He uses the syringe twice to break the skin of her lid before squeezing hard, breaking the spot and releasing some blood.
The young woman had arrived at Wheaton Franciscan-St. She was 18 weeks pregnant, and her twin fetuses were long from viable.
She miscarried one fetus within hours of admission, but her labor stalled while the second still had a heartbeat.
Joseph, where no supervising physicians were capable of performing the common abortion procedure, Ralph said.
For more than 24 hours, the patient labored through painful contractions.
Because the hospital followed rules issued by the Catholic Church, until the patient hemorrhaged or showed at least two signs of infection—fever of 100.4 or higher, uterine tenderness, rapid heart rate, or rapid fetal heart rate—Ralph could do little except watch her sicken.

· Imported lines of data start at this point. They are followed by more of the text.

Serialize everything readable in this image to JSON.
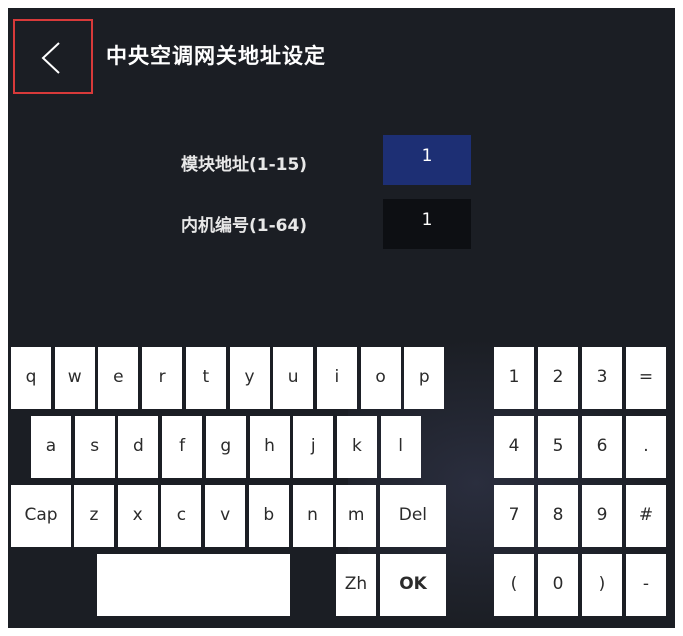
{
  "header": {
    "title": "中央空调网关地址设定",
    "back_icon": "chevron-left-icon",
    "back_border_color": "#d83a3a"
  },
  "form": {
    "module_address": {
      "label": "模块地址(1-15)",
      "value": "1"
    },
    "unit_number": {
      "label": "内机编号(1-64)",
      "value": "1"
    }
  },
  "keyboard": {
    "row1": [
      "q",
      "w",
      "e",
      "r",
      "t",
      "y",
      "u",
      "i",
      "o",
      "p"
    ],
    "row2": [
      "a",
      "s",
      "d",
      "f",
      "g",
      "h",
      "j",
      "k",
      "l"
    ],
    "row3": [
      "Cap",
      "z",
      "x",
      "c",
      "v",
      "b",
      "n",
      "m",
      "Del"
    ],
    "space": "",
    "zh": "Zh",
    "ok": "OK"
  },
  "numpad": [
    "1",
    "2",
    "3",
    "=",
    "4",
    "5",
    "6",
    ".",
    "7",
    "8",
    "9",
    "#",
    "(",
    "0",
    ")",
    "-"
  ],
  "colors": {
    "background": "#1b1e24",
    "active_field": "#1d2f74",
    "idle_field": "#0d0f13",
    "key": "#ffffff"
  }
}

So Ralph’s team trimmed the umbilical cord from the miscarried twin as short as possible to minimize the infection risk, and waited overnight.But Ralph could not administer mifepristone, which the American College of Obstetricians and Gynecologists (ACOG) considers part of the most effective drug regimen for such cases.The Catholic hospital didn’t carry the drug, which is commonly used for medication abortions—a failure Ralph believes was religiously motivated and needlessly prolonged her patient’s labor.After about 10 hours, the patient’s temperature soared to 102 or 103 degrees, Ralph recalled in an interview with in June, a few months after the incident.Ralph and her team gave the patient medication to induce labor.‘Our scope of practice, one could say, is womb to tomb,’ Dr Lewis said.